Vorliegend musste der Ombudsman festhalten, dass dem Begehren des Kunden an die Bank nicht ein eigenes finanzielles Interesse, sondern ein solches seines Sohnes zugrunde lag. Die Interessen des Sohnes brauchte die Bank aber mangels einer vertraglichen Verbindung wohl nicht zu wahren. Zudem erschien es dem Ombudsman fraglich, ob die Vorlage der vom Kunden gewünschten Belege zwingend erforderlich war, um den Beweis zu erbringen, dass die fraglichen Einzahlungen in die Säule 3a von ihm finanziert wurden. Ein schützenswertes wichtiges Interesse des Kunden konnte somit in Zweifel gezogen werden. Zusammenfassend schlug der Ombudsman dem Kunden vor, vorerst in Briefform nochmals an die Direktion der Bank zu gelangen, sein Bedürfnis zu begründen und die Bank aufzufordern, sich konkret und schriftlich dazu zu äussern, und auch anzufragen, welchen Betrag ihm die Bank für entsprechende Abklärungen und sonstigen Aufwand allenfalls in Rechnung stellen würde. Je nach Antwort könne er anschliessend wieder an den Ombudsman gelangen, es sei denn, die Bank mache geltend, die Dokumente seien vernichtet worden oder ohne unverhältnismässigen Aufwand nicht mehr lokalisierbar.
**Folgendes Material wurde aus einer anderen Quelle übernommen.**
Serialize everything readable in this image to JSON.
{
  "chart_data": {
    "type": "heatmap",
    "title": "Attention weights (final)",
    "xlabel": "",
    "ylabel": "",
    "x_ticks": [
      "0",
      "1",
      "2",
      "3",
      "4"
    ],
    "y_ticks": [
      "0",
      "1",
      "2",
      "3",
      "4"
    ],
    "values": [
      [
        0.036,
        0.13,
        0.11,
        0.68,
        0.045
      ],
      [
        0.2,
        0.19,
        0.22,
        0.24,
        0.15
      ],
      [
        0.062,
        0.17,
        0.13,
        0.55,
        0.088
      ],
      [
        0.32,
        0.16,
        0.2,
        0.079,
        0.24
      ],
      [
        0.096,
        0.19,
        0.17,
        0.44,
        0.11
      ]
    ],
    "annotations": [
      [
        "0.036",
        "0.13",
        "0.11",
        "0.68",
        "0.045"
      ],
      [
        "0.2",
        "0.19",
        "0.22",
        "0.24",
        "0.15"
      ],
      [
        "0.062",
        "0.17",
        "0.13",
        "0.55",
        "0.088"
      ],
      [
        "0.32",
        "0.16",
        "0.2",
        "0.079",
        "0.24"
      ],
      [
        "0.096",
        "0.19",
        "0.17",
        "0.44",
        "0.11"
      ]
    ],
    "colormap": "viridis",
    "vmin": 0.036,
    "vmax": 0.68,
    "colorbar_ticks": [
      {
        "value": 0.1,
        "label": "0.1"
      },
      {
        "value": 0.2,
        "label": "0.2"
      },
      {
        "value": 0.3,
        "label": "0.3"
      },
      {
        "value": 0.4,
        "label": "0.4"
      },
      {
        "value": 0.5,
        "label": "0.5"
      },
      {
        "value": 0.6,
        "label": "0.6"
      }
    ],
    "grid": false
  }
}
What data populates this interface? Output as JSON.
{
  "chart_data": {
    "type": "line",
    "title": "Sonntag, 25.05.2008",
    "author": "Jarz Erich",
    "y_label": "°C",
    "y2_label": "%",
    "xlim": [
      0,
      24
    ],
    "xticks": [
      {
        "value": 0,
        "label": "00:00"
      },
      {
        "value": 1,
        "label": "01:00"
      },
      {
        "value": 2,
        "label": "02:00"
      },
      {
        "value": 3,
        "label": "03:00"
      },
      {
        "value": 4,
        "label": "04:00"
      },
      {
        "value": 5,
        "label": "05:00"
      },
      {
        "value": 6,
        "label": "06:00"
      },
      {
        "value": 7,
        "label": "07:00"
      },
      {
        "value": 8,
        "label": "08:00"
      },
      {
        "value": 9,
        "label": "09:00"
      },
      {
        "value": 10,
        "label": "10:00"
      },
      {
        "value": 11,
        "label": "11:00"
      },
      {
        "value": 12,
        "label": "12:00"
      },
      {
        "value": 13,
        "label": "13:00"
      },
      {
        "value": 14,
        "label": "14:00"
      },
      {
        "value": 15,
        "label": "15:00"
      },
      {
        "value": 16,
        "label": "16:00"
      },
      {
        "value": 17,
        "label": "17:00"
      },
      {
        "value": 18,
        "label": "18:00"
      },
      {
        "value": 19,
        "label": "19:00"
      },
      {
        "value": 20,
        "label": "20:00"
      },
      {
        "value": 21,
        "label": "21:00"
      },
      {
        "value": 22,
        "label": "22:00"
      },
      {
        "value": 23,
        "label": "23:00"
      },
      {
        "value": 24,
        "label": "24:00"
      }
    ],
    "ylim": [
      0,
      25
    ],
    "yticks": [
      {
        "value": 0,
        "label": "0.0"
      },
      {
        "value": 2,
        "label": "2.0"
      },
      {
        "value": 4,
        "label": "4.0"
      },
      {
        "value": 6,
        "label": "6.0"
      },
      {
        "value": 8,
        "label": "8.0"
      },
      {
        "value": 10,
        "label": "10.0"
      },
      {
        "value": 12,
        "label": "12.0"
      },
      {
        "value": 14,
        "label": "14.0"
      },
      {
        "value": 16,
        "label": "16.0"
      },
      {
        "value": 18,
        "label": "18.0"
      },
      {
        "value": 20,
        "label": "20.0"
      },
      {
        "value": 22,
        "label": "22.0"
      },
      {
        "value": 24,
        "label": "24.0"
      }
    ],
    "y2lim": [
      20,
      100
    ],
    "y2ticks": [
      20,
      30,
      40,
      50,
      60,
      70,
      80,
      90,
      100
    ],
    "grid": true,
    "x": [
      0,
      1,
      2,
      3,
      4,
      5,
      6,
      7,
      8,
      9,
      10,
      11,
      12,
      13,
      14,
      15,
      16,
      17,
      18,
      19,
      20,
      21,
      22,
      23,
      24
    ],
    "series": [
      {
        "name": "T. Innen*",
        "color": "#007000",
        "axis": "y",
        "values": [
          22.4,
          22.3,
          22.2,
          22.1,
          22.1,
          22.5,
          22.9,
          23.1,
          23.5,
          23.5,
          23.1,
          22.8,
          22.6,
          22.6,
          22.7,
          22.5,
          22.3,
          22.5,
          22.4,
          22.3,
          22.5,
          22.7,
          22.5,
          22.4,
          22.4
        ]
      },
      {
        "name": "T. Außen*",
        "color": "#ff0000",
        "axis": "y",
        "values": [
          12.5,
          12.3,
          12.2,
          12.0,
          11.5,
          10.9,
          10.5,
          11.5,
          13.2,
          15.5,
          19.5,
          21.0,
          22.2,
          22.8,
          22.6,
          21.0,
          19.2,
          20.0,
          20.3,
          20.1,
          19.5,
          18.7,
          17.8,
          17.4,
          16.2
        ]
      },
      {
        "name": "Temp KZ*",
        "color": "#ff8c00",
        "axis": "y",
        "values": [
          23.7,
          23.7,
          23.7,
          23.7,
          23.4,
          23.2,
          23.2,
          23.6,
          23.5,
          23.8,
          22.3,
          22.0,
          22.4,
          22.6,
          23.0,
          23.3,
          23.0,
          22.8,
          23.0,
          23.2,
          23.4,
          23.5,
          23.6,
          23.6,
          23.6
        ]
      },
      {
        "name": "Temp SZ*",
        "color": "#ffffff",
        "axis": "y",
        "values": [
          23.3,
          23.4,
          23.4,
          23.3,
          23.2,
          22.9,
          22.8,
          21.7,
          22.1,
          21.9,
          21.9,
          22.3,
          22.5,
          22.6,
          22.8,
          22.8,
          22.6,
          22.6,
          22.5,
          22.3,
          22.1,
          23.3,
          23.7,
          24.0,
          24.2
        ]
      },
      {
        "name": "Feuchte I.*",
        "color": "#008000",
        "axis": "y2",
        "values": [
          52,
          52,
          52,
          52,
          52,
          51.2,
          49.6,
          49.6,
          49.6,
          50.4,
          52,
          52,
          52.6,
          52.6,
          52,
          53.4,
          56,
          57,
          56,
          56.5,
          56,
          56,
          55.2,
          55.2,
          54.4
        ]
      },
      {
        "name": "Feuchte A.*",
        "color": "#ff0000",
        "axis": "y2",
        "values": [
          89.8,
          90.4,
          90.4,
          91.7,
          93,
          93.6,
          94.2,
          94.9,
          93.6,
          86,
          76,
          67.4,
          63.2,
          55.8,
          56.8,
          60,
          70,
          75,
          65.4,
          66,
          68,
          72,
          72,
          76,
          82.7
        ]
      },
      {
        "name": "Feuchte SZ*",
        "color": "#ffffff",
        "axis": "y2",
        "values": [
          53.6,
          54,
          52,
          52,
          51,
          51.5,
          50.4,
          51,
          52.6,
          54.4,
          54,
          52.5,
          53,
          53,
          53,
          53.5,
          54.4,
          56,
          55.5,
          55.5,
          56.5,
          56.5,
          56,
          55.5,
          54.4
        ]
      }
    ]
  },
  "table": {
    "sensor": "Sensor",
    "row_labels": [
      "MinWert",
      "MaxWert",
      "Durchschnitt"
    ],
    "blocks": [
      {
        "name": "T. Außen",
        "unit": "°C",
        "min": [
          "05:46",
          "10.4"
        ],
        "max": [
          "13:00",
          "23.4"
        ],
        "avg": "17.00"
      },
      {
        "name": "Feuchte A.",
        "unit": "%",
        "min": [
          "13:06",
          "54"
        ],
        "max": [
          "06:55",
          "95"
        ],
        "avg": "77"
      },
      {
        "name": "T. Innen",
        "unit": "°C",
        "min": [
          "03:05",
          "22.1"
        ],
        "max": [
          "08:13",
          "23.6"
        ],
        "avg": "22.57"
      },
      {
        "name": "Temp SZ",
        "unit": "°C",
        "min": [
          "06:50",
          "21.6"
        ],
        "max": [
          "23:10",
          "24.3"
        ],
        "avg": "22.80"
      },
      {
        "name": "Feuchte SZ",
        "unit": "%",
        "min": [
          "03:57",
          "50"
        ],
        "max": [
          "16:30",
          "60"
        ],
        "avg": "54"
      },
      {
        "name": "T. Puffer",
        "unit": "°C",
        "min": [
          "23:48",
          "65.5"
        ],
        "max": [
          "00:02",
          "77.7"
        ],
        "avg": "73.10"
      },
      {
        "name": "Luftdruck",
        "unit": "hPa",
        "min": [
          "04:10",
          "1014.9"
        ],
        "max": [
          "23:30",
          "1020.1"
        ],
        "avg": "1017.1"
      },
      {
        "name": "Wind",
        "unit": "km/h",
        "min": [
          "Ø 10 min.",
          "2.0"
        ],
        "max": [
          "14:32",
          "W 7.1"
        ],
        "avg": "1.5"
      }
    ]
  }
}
Der Kunde gelangte daraufhin an die Bank, welche ihm folglich alle drei Belege in verlangter Form liefern konnte. Er führte dies auf die ausführlichen Erklärungen des Ombudsman zurück, welche er der Bank zur Kenntnis gebracht habe. Das Anliegen des Kunden liess sich somit ohne Intervention des Ombudsman bei der Bank erfüllen.